The document then goes on to record a visit to Jersey by a General Viebahn in November 1941. He ‘criticised the FERRERS case and stated that this should have been handled with more delicacy. “It is the Fuehrer’s express wish to deal with the Channel Islands population with the utmost tact and leniency and a distinct differentiation should be observed with regard to people of NORTHERN FRANCE and CHANNEL ISLANDS.” [capitals in original document preserved].
This document is astonishing as it provides the only known documentation suggesting that the German forces had received explicit instructions to treat Channel Islanders leniently.
Returning to the primary archival record, Vyvyan Ferrers was sentenced by the court martial of the Field Command 515 on 25 September 1941 to one year’s imprisonment for ‘uttering statements hostile to the German State.’ On 17 October 1941 he was deported to Caen Prison; he was released on 25 April 1942.
On 13 April 1942, the Court of the Field Command 515 ordered that Ferrers’ sentence had been deferred with effect from 25 April 1942 ‘until the end of hostilities, upon condition that he conducts himself in future in a manner calculated not to involve him in any disciplinary proceedings instituted by the forces of occupation.’ In total, Ferrers served seven months of his twelve month sentence.
On 13 February 1943, Vyvyan Ferrers was deported once again; those who had been convicted of an offence were rounded up for the second wave of mass deportations from the Channel Islands that month.

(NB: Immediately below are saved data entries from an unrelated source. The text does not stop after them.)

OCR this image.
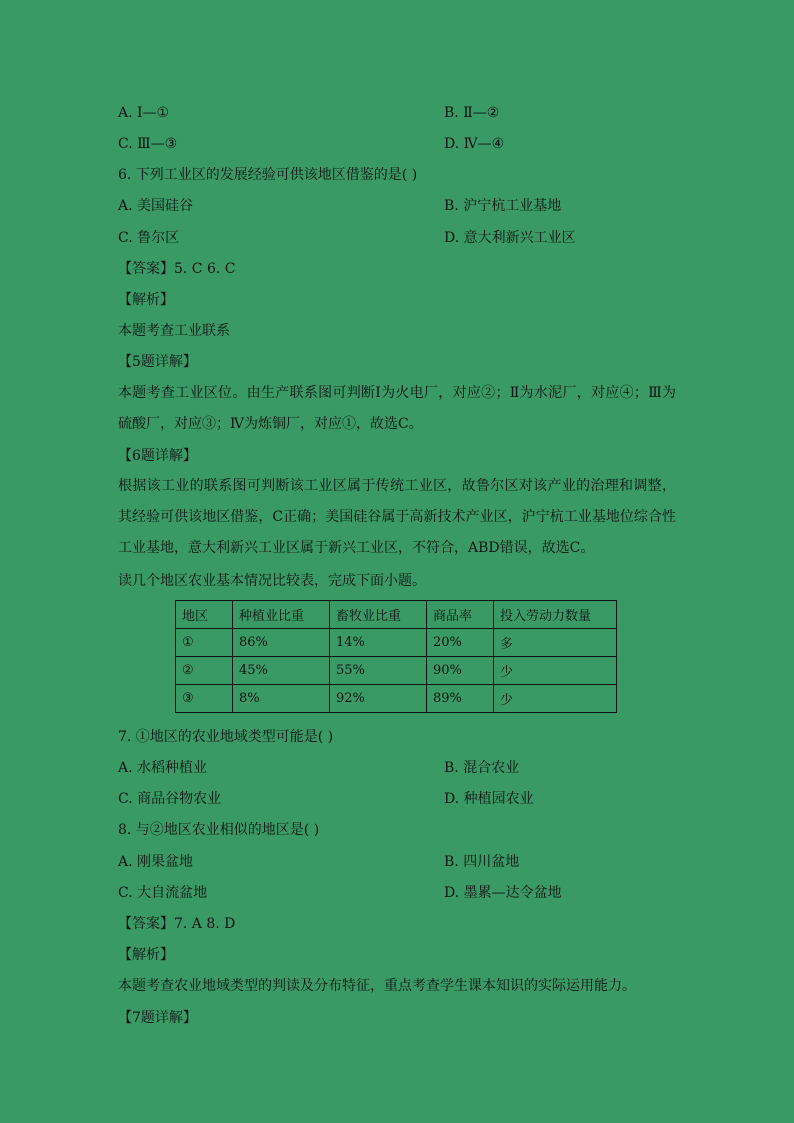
A. Ⅰ—①	B. Ⅱ—②
C. Ⅲ—③	D. Ⅳ—④
6. 下列工业区的发展经验可供该地区借鉴的是( )
A. 美国硅谷	B. 沪宁杭工业基地
C. 鲁尔区	D. 意大利新兴工业区
【答案】5. C 6. C
【解析】
本题考查工业联系
【5题详解】
本题考查工业区位。由生产联系图可判断Ⅰ为火电厂，对应②；Ⅱ为水泥厂，对应④；Ⅲ为硫酸厂，对应③；Ⅳ为炼铜厂，对应①，故选C。
【6题详解】
根据该工业的联系图可判断该工业区属于传统工业区，故鲁尔区对该产业的治理和调整，其经验可供该地区借鉴，C正确；美国硅谷属于高新技术产业区，沪宁杭工业基地位综合性工业基地，意大利新兴工业区属于新兴工业区，不符合，ABD错误，故选C。
读几个地区农业基本情况比较表，完成下面小题。
地区	种植业比重	畜牧业比重	商品率	投入劳动力数量
①	86%	14%	20%	多
②	45%	55%	90%	少
③	8%	92%	89%	少
7. ①地区的农业地域类型可能是( )
A. 水稻种植业	B. 混合农业
C. 商品谷物农业	D. 种植园农业
8. 与②地区农业相似的地区是( )
A. 刚果盆地	B. 四川盆地
C. 大自流盆地	D. 墨累—达令盆地
【答案】7. A 8. D
【解析】
本题考查农业地域类型的判读及分布特征，重点考查学生课本知识的实际运用能力。
【7题详解】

He was sent first to Compiegne Transit and Internment Camp, and then to Biberach Civilian Internment Camp. In Biberach, he stood out as a ‘camp personality’, and his caricature was drawn by ASH Dickinson. He is depicted as ‘the student’, sitting on a camp stool with his nose in a book. In a second cartoon by the same artist, drawn in September 1944, Ferrers is shown as a tall and formidable figure, striding around the camp grounds and wearing his trademark cloak. A fellow internee, M Roche, provided the following rhyme to go with the image:
There’s a polyglot called Consul Ferrers
For whom erudite things hold no terrors.
Swathed in silence and cloak
He sees less gifted folk
As rather regrettable errors.
A note in a Biberach camp register shows that on 12 September 1944, Vyvyan Ferrers was ‘transferred to Bad Neuradth’. At present we have no knowledge at all about what happened to him here. However, we know that he survived the war; in 1946, he remarried. He died on 6 March 1955 in Brighton.
Carr, G., Sanders, P. and Willmot, L. 2014. Protest, Defiance and Resistance in the Channel Islands: German Occupation 1940-45. Bloomsbury Academic: London.

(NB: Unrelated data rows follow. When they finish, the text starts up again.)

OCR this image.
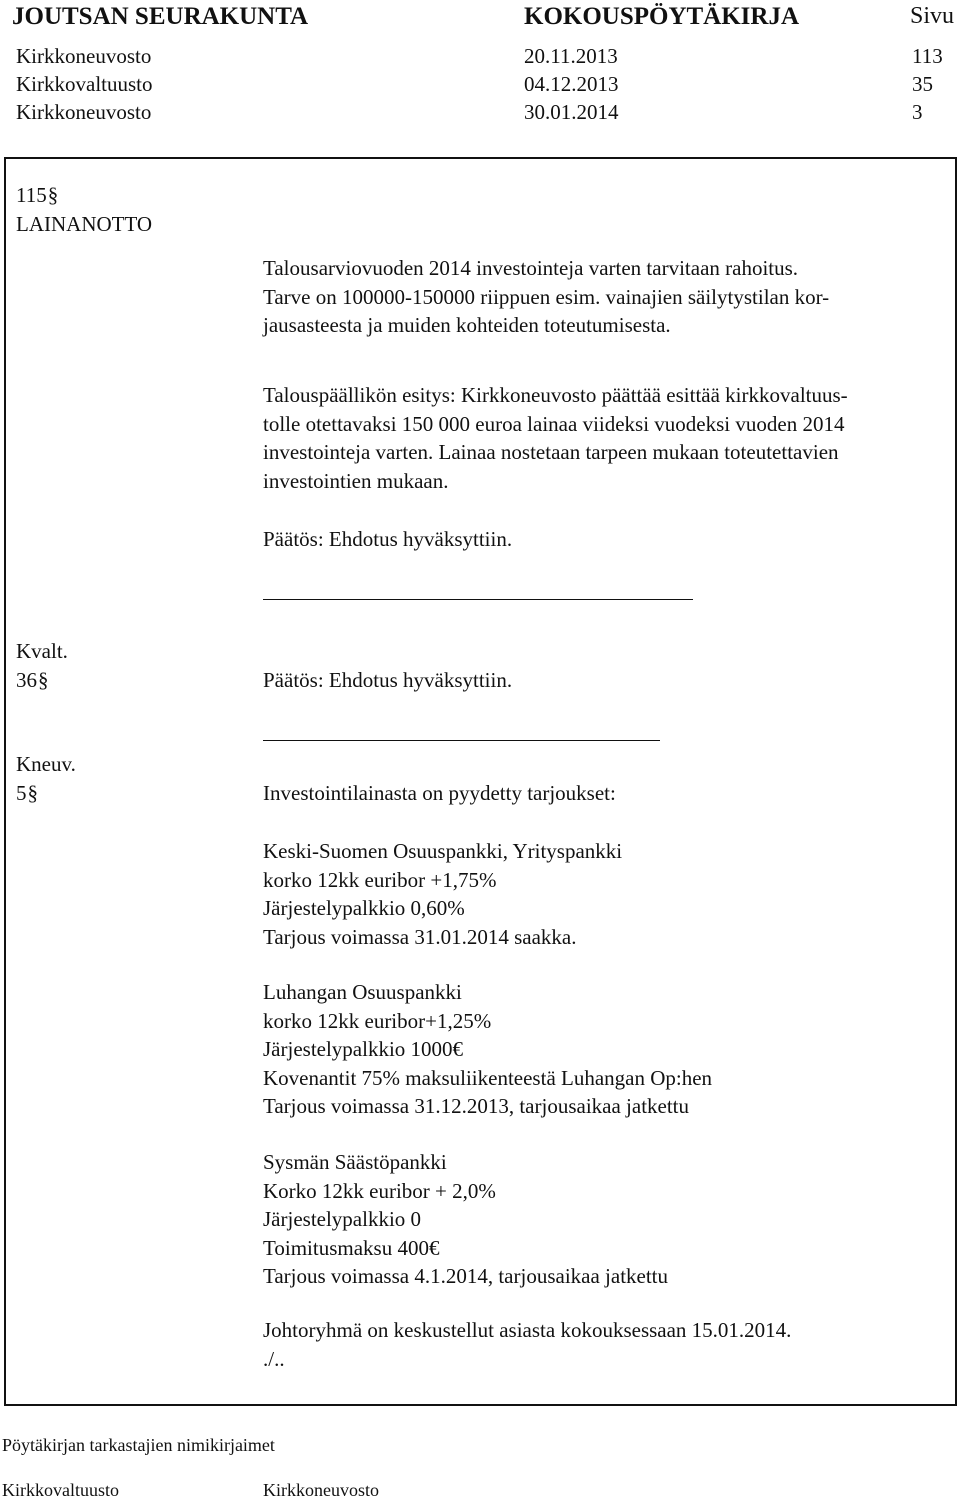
JOUTSAN SEURAKUNTA	KOKOUSPÖYTÄKIRJA	Sivu
Kirkkoneuvosto	20.11.2013	113
Kirkkovaltuusto	04.12.2013	35
Kirkkoneuvosto	30.01.2014	3
115§
LAINANOTTO
Talousarviovuoden 2014 investointeja varten tarvitaan rahoitus.
Tarve on 100000-150000 riippuen esim. vainajien säilytystilan kor-
jausasteesta ja muiden kohteiden toteutumisesta.
Talouspäällikön esitys: Kirkkoneuvosto päättää esittää kirkkovaltuus-
tolle otettavaksi 150 000 euroa lainaa viideksi vuodeksi vuoden 2014
investointeja varten. Lainaa nostetaan tarpeen mukaan toteutettavien
investointien mukaan.
Päätös: Ehdotus hyväksyttiin.
Kvalt.
36§	Päätös: Ehdotus hyväksyttiin.
Kneuv.
5§	Investointilainasta on pyydetty tarjoukset:
Keski-Suomen Osuuspankki, Yrityspankki
korko 12kk euribor +1,75%
Järjestelypalkkio 0,60%
Tarjous voimassa 31.01.2014 saakka.
Luhangan Osuuspankki
korko 12kk euribor+1,25%
Järjestelypalkkio 1000€
Kovenantit 75% maksuliikenteestä Luhangan Op:hen
Tarjous voimassa 31.12.2013, tarjousaikaa jatkettu
Sysmän Säästöpankki
Korko 12kk euribor + 2,0%
Järjestelypalkkio 0
Toimitusmaksu 400€
Tarjous voimassa 4.1.2014, tarjousaikaa jatkettu
Johtoryhmä on keskustellut asiasta kokouksessaan 15.01.2014.
./..
Pöytäkirjan tarkastajien nimikirjaimet
Kirkkovaltuusto	Kirkkoneuvosto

Harris, L. 2004 . A Boy Remembers. Jersey: Channel Island Publishing.
Wood, A. and Wood, M. 1955. Islands in Danger. New York: The Macmillan company.
Captain JR Dening files, Imperial War Museum, ref. 13409.
1943 deportation list, Jersey Archives ref. B/A/W80/1.
Vyvyan Ferrers’ occupation registration card and forms, Jersey Archives ref. D/S/A/13/A323 & B323.
Vyvyan Ferrers’ court records, Jersey Archives ref. D/Z/H6/2/38.
Vyvan Ferrers’ entry in the logbook for Jersey Political Prisoners, Jersey Archives ref. D/AG/B7/7.
Cartoons of Vyvyan Ferrers by ASM Dickinson, Jersey Archives ref. L/C/177/A1/53 and L/C/177/A4/13.